During the late hours of 24 April 2015, Mahmud was fatally shot by gunmen on her way home after hosting a seminar. The gunmen (later identified as Saad Aziz and Aliur Rehman) shot her four or five times with a 9mm gun, as her car waited at a traffic light less than 500 metres from T2F.

According to a police official, the murder was a direct target killing and was booked by the police under the Terrorism Act. Her mother Mahenaz Mahmud was also critically wounded in the attack and taken to the Aga Khan Hospital for treatment by Nuzhat Kidvai. The seminar, titled 'Unsilencing Balochistan (Take 2)', was held at the T2F cafe and focused on Balochistan. Among the guest speakers was the Baloch activist Mama Qadeer.

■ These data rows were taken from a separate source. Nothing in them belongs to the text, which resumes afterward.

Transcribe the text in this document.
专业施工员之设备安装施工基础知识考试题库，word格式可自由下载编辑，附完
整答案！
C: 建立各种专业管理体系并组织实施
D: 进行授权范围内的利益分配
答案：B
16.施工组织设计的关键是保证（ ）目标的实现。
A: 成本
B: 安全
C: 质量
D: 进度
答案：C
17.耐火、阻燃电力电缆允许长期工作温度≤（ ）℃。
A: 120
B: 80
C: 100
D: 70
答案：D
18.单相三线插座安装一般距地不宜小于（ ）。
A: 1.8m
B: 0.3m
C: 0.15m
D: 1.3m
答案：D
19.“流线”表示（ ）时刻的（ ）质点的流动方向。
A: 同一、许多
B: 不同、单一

According to Mama Qadeer, Mahmud and her mother left shortly after the event ended. The event had been rescheduled from 21 April to 24 April, and at a different venue, as organisers had received threats earlier. The Chief Minister of Sindh Qaim Ali Shah condemned the killing and called an inquiry into the incident. Prime Minister Nawaz Sharif extended his condolences to the family and sought a report from investigating authorities. The activist's death was also met with shock by prominent media and civil society members on social media. Nasreen Jalil, Mosharraf Zaidi, Altaf Hussain, Fasi Zaka, Raza Rumi, Hamid Mir, Arif Alvi, Fatima Bhutto, Taimur Rahman, Kamila Shamsie, Malala Yousafzai and Sharmila Farooqi, among others, poured condemnations over the incident. General Asim Bajwa, director general of the Inter-Services Public Relations, strongly condemned the killing and assured that intelligence agencies would provide assistance in capturing the perpetrators. A panel in memory of Mahmud was held at the 2015 Islamabad Literature Festival. On 23 May 2015 an international Hackathon was organized in memory of Mahmud.

On 20 May, Chief Minister of Sindh Qaim Ali Shah stated that the mastermind behind Mahmud's murder had been arrested. The culprit also confessed his involvement in the bus shooting against Ismailis in Karachi. The accused was identified as Saad Aziz.